Inevitably, Elizabeth Proctor finds herself accused, and finally, John Proctor himself is hauled in. By the time the authorities figure out they’ve been played by a bunch of insidiously dishonest girls, they’ve already sentenced scores of people to death, and so they devise a way out: they will get John Proctor to admit he’s the ringleader, punish him, and quietly move on.
But this means they have to get Proctor to play along, and so he, as with any good drama, finds himself with a terrible choice; he can sign away his name, and the truth, and live, or he can live in the truth, which is that he is not a sorcerer, but a good man who made mistakes, and die.
Spoiler alert; he dies.
I do not believe that the US is a racist nation, but we are a nation highly prone to manias which sweep through the population and create untold misery. The search for racists among us, to the more abstract search for racism, is a perennial mania that hangs on relatively rare events but thrives on as if it is a demon hanging on our every national step. Special people are supposed to be able to ‘see’ it buried in the hearts of white Americans, but also deep in the institutions. Any outcome that does not fall equally on the white population as the black population is considered to be caused by the hidden but always present racism. It explains so much, and yet, like an evil spirit, is oddly capricious. It seems to be far less interested in Asians, or even the most hated of minorities, the Jews.
Nevertheless, people who have done nothing but live in peace all their lives now stand accused of being racist, and even saying that racism is not a thing, or at least, not an all powerful thing, are now considered, de facto, racist.
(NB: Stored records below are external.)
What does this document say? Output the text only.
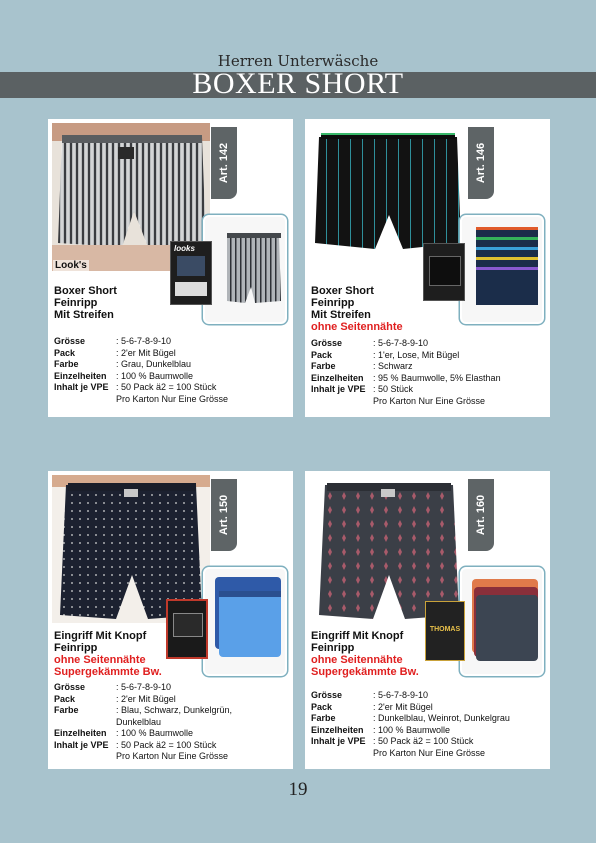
Herren Unterwäsche
BOXER SHORT
Look's
Art. 142
looks
Boxer Short
Feinripp
Mit Streifen
Grösse	: 5-6-7-8-9-10
Pack	: 2'er Mit Bügel
Farbe	: Grau, Dunkelblau
Einzelheiten	: 100 % Baumwolle
Inhalt je VPE : 50 Pack ä2 = 100 Stück
Pro Karton Nur Eine Grösse
Art. 146
Boxer Short
Feinripp
Mit Streifen
ohne Seitennähte
Grösse	: 5-6-7-8-9-10
Pack	: 1'er, Lose, Mit Bügel
Farbe	: Schwarz
Einzelheiten	: 95 % Baumwolle, 5% Elasthan
Inhalt je VPE : 50 Stück
Pro Karton Nur Eine Grösse
Art. 150
Eingriff Mit Knopf
Feinripp
ohne Seitennähte
Supergekämmte Bw.
Grösse	: 5-6-7-8-9-10
Pack	: 2'er Mit Bügel
Farbe	: Blau, Schwarz, Dunkelgrün,
Dunkelblau
Einzelheiten	: 100 % Baumwolle
Inhalt je VPE : 50 Pack ä2 = 100 Stück
Pro Karton Nur Eine Grösse
Art. 160
THOMAS
Eingriff Mit Knopf
Feinripp
ohne Seitennähte
Supergekämmte Bw.
Grösse	: 5-6-7-8-9-10
Pack	: 2'er Mit Bügel
Farbe	: Dunkelblau, Weinrot, Dunkelgrau
Einzelheiten	: 100 % Baumwolle
Inhalt je VPE : 50 Pack ä2 = 100 Stück
Pro Karton Nur Eine Grösse
19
Denial equals guilt. Silence equals approval. If you speak ill of the idea of pervasive racism, you are racist, but if you don’t speak, that means you are racist too. Like John Proctor, we have no good choices; we can confess to it, or be punished. Many have already, and I fear many more, will be punished to death as this mania sweeps up everything in its path.
Our unforgiveable racism is said to be based in the fact that slavery was allowed in the British colonies and in the first 90 years or so of the United States. That we fought the most deadly war in US history to end slavery means nothing, of course.
In a sad and ironic twist, the Salem Witch Trials are linked to the current racism mania via a slave girl named Tituba. She was an immigrant from Barbados and the property of the family of Abigail Williams. The young girls were fascinated by Tituba, and she made potions for them so they could attract the man who they wanted. The deeply repressed sexuality of these white girls found expression in Tituba’s ways, and this was deeply forbidden. When these activities became known, the white girls and Tibuba were in trouble, and it was Tituba who broke first; she is the one that said they were all just victims of witchcraft, and therefore, not responsible for their actions. According to Tibuba, they had seen witches, and they see them all over town. Perhaps she knew that as a slave and immigrant, she would die first, and she clearly understood the religious impulses of her white masters and she played them masterfully. Having seen this, the white girls followed suit.
By the time her story, collaborated and proliferated by the white girls, was discounted, 25 innocent people had been killed, and a fresh chapter in American mania was written. We aren’t a racist nation but we are an emotional and troubled land, and this mania will result in an unknown number of dead, and a fresh realization that in the end, we are so often a powerful, interesting, spectacular and irascible nation populated by complete and utter fools.